The silence of the hillsides
For the past six months, I’ve worked as an assistant conservation biologist with the Nature Conservancy of Canada (NCC) in Riding Mountain Natural Area in western Manitoba. I found that a summer in the area challenged me to reconsider how I valued species and spaces.
In past summers, I have spent weeks paddling through the remote rivers of northern Ontario and Manitoba. While travelling, I often felt the nervousness that comes with spontaneous wildlife encounters, the discomfort of travel over unfriendly territory (like, seemingly endless thickets of hazelnut) and a sense of immersion in the natural world. In contrast to these places, some of NCC’s properties occupy a quarter-section, though in many areas, numerous quarter-sections and partial parcels have been sewn together to create larger blocks of conservation land.
On a recent windy autumn day, I was assessing the impact of cattle grazing on one of NCC’s properties when I heard a mating male elk bugle nearby. “How beautiful,” I thought, and carried on my way until I caught sight of the bull elk running through the grassland a hundred metres away. He ducked into a stand of trees, and we watched each other a bit warily until I turned back to my work.

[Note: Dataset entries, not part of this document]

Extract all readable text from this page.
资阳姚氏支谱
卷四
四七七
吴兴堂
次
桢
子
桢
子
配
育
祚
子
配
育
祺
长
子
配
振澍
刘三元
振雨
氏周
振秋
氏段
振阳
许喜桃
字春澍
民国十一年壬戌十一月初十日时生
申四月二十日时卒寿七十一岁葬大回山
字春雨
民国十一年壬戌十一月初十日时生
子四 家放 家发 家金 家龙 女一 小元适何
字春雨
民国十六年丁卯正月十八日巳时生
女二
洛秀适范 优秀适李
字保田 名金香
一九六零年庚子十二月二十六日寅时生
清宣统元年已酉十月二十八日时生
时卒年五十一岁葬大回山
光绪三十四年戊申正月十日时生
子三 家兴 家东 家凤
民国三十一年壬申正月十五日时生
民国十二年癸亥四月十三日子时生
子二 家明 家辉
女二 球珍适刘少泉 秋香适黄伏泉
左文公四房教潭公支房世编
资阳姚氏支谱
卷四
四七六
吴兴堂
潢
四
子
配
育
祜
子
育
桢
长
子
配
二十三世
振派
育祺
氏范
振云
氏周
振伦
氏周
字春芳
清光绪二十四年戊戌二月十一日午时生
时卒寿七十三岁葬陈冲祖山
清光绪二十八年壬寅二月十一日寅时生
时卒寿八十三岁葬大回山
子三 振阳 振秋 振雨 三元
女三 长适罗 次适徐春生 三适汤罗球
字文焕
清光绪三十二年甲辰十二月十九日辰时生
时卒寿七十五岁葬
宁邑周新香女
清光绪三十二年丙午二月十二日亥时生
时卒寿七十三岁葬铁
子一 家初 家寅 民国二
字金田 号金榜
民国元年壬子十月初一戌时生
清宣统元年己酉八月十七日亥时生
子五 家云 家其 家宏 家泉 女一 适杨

A half-hour later, I entered a nearby cluster of trees, making a racket to let the elk know I was around. Unfortunately for me, the wind that day stole my voice, and minutes later a surprised elk ran full tilt through the woods no more than 30 metres away from me.
Heart in throat, I retreated back to the grassland, where at least I could be seen if not heard.
Later, as I was on my way back to my truck, I almost stepped on a coyote perched perfectly still over its burrow! I was upwind, so the coyote was unaware of m presence; I stood back, enjoying such unusual proximity to a wild animal. Then a large snort in the bushes broke the spell and the coyote spotted me and ran off. I was left to wonder just who was snorting at us.
I’ll admit I was on edge for the remainder of that gusty day, wary of all the animals that could not hear me coming. The next morning, though, the sun rose calm and quiet to burn off the morning fog. A frost had settled onto the rose stems and their last clinging leaves, and I found myself sitting silently on a hilltop, watching the world reverse itself in a perfect reflection of trees in the small lake.
I reflected on just how much life a quarter-section of land can have. Once you’re in them, the small forest patches can seem as endless as larger tracts in places where no roads go. And the hillsides can offer such peace when you’re tucked away from the wind and watching waves roll through the prairie; as quiet as any I have known.
Working with NCC, I learned about the variety of species, the thickness of the brush and the powerful sense of calm found even in smaller, more settled places. Nature isn't far off — it's close by.
As someone who previously split most of their time between cities and lands accessible only by a hard day’s travel, I was inspired by the experiences I had on a few hundred acres tucked among the hayfields. It made me hope that perhaps humans and the rest of the natural world can co-mingle and maybe even coexist. Even with that spooky elk.